Let $\cal g$ be a Lie algebra and let $a,b,c\in \cal g$ be such that $ab=ba$ and $[a,b]=c\not =0$. Let $\mathcal h=span\ \{a,b,c\}$. How to prove that $\mathcal h$ is isomorphic to the strictly upper triangular algebra $\mathcal n(3,F)$?
Problem: If $\mathcal h\cong n(3,F)$ then $\exists a',b',c'\in \mathcal n(3,F)$ with $a'b'=b'a'$ and $[a',b']=c'$ as in $h$ But then $c'$ must equal $0$ whereas $c\in h$ is not $0$?
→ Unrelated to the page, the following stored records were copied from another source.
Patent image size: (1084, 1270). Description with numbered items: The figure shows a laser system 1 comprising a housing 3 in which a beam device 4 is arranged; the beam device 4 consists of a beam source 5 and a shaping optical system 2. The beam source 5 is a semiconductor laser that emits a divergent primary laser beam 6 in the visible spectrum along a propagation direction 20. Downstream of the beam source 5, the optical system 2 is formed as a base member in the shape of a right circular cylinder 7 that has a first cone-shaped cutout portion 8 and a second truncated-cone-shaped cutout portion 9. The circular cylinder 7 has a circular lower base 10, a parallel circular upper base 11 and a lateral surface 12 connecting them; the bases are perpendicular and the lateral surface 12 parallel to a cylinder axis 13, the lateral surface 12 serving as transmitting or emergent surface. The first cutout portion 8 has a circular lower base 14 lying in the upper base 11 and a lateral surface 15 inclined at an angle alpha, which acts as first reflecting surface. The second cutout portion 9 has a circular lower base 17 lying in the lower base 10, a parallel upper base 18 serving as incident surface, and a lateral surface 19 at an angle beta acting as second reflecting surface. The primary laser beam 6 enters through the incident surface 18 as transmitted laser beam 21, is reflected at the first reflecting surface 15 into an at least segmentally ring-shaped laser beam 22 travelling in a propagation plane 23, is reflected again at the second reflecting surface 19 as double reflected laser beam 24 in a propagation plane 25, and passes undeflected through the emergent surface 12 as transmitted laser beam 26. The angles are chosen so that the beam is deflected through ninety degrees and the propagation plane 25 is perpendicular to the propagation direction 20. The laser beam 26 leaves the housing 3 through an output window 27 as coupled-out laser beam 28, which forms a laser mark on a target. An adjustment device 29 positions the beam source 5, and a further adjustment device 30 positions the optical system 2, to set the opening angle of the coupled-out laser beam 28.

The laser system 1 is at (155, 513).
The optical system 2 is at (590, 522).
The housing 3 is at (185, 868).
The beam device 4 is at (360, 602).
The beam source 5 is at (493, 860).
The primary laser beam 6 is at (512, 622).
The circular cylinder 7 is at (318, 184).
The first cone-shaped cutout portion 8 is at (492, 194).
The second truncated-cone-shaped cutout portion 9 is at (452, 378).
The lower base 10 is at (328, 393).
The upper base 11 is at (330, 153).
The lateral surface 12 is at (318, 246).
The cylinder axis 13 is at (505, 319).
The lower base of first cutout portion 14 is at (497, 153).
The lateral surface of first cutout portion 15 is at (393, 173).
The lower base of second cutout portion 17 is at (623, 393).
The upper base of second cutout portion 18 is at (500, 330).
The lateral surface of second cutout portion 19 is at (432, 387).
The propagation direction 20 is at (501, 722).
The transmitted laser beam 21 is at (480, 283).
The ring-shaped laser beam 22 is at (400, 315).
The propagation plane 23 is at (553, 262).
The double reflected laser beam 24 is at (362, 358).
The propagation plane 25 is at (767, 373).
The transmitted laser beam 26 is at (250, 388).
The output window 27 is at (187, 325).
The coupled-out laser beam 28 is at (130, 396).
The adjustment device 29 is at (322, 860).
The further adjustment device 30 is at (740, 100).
The Lie algebra with $[a,b]=c$ is the $3$-dimensional Heisenberg Lie algebra $\mathfrak{h}_1$. It has a faithful linear representation given by $$ a = \begin{pmatrix} 0 & 1 & 0 \\ 0 & 0 & 0 \\ 0 & 0 & 0 \\ \end{pmatrix}, \quad b = \begin{pmatrix} 0 & 0 & 0 \\ 0 & 0 & 1 \\ 0 & 0 & 0 \\ \end{pmatrix}, \quad c = \begin{pmatrix} 0 & 0 & 1 \\ 0 & 0 & 0 \\ 0 & 0 & 0 \\ \end{pmatrix}, $$ see here. Obviously this matrix Lie algebra is given by $\mathfrak{n_3}$, so that $\mathfrak{n_3}\cong \mathfrak{h_1}$.